Variable Importance¶
scripts/plot_variable_importance.py generates bar charts showing the Spearman rank correlation between environmental variables and model-predicted species occurrence probability.
What It Shows¶
For each species, the script:
- Loads the training data (H3 cells with environmental features)
- Runs model inference to get per-cell species probabilities
- Computes Spearman rank correlation between each environmental variable and the predicted probability
- Plots a horizontal bar chart with variables grouped by category
This reveals which environmental factors the model associates with each species, providing interpretable insight into the model's learned spatial patterns.
Usage¶
# Specific species by name
python scripts/plot_variable_importance.py \
--data_path outputs/combined.parquet \
--species "Eurasian Blackbird" "Great Tit"
CLI Reference¶
| Flag | Default | Description |
|---|---|---|
--data_path |
required | Combined parquet file with environmental features |
--checkpoint |
checkpoints/checkpoint_best.pt |
Model checkpoint |
--species |
all species | Common or scientific names |
--max_samples |
200000 |
Max data samples (for speed) |
--outdir |
outputs/plots/variable_importance |
Output directory |
--batch_size |
4096 |
Batch size for inference |
Variable Groups¶
Variables are organized into semantic groups with visual separators:
| Group | Variables |
|---|---|
| Location | latitude, longitude |
| Climate | temperature_c, precipitation_mm |
| Terrain | elevation_m |
| Surface | water_fraction, urban_fraction, canopy_height_m |
| Land Cover | 17 one-hot MODIS IGBP classes (Evergreen Needleleaf Forest, Croplands, etc.) |
The landcover_class integer column is automatically one-hot encoded into the 17 IGBP classes for meaningful correlation analysis.
Output¶
One PNG per species (e.g., Eurasian_Blackbird.png):
- Horizontal bar chart with fixed x-axis from -1 to +1
- Blue bars: positive correlation (species more likely in higher values of that variable)

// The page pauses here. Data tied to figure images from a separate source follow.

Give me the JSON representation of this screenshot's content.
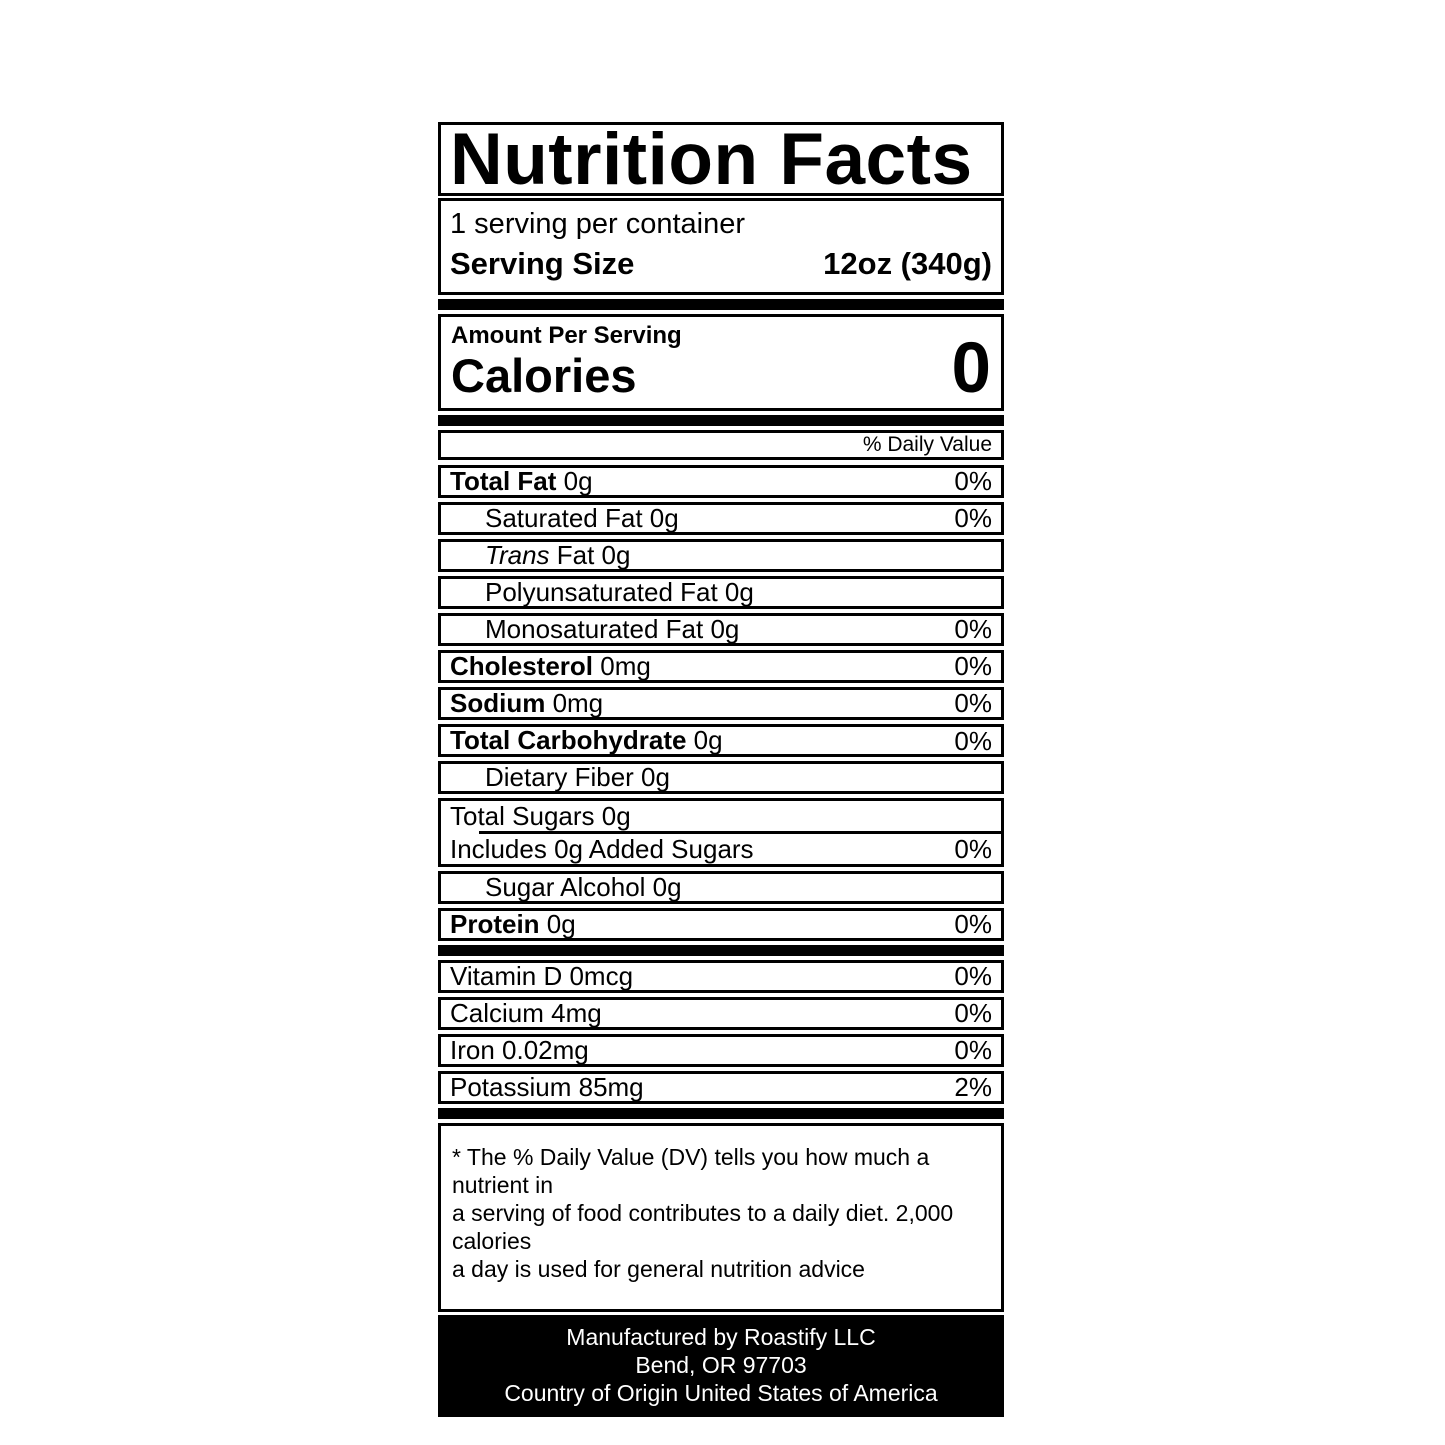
{
  "label": {
    "title": "Nutrition Facts",
    "serving": {
      "per_container": "1 serving per container",
      "size_label": "Serving Size",
      "size_value": "12oz (340g)"
    },
    "calories": {
      "amount_per_serving": "Amount Per Serving",
      "label": "Calories",
      "value": "0"
    },
    "daily_value_header": "% Daily Value",
    "rows": [
      {
        "bold": "Total Fat",
        "italic": "",
        "text": " 0g",
        "dv": "0%"
      },
      {
        "bold": "",
        "italic": "",
        "text": "Saturated Fat 0g",
        "dv": "0%"
      },
      {
        "bold": "",
        "italic": "Trans",
        "text": " Fat 0g",
        "dv": ""
      },
      {
        "bold": "",
        "italic": "",
        "text": "Polyunsaturated Fat 0g",
        "dv": ""
      },
      {
        "bold": "",
        "italic": "",
        "text": "Monosaturated Fat 0g",
        "dv": "0%"
      },
      {
        "bold": "Cholesterol",
        "italic": "",
        "text": " 0mg",
        "dv": "0%"
      },
      {
        "bold": "Sodium",
        "italic": "",
        "text": " 0mg",
        "dv": "0%"
      },
      {
        "bold": "Total Carbohydrate",
        "italic": "",
        "text": " 0g",
        "dv": "0%"
      },
      {
        "bold": "",
        "italic": "",
        "text": "Dietary Fiber 0g",
        "dv": ""
      },
      {
        "bold": "",
        "italic": "",
        "text": "Total Sugars 0g",
        "dv": ""
      },
      {
        "bold": "",
        "italic": "",
        "text": "Includes 0g Added Sugars",
        "dv": "0%"
      },
      {
        "bold": "",
        "italic": "",
        "text": "Sugar Alcohol 0g",
        "dv": ""
      },
      {
        "bold": "Protein",
        "italic": "",
        "text": " 0g",
        "dv": "0%"
      }
    ],
    "micronutrients": [
      {
        "name": "Vitamin D 0mcg",
        "dv": "0%"
      },
      {
        "name": "Calcium 4mg",
        "dv": "0%"
      },
      {
        "name": "Iron 0.02mg",
        "dv": "0%"
      },
      {
        "name": "Potassium 85mg",
        "dv": "2%"
      }
    ],
    "footnote_lines": [
      "* The % Daily Value (DV) tells you how much a nutrient in",
      "a serving of food contributes to a daily diet. 2,000 calories",
      "a day is used for general nutrition advice"
    ],
    "manufacturer_lines": [
      "Manufactured by Roastify LLC",
      "Bend, OR 97703",
      "Country of Origin United States of America"
    ]
  }
}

- Red bars: negative correlation
- Variables grouped with separator lines between categories
- All charts use the same axis scale for direct comparability
Interpretation¶
| Correlation | Meaning |
|---|---|
| +0.5 to +1.0 | Strong positive: species strongly associated with this variable |
| +0.2 to +0.5 | Moderate positive association |
| -0.2 to +0.2 | Weak or no association |
| -0.5 to -0.2 | Moderate negative association |
| -1.0 to -0.5 | Strong negative: species avoids areas with high values |
Example: Barn Swallow
A typical insectivorous migrant might show positive correlations with temperature, croplands, and grasslands, and negative correlations with elevation, evergreen forests, and snow/ice.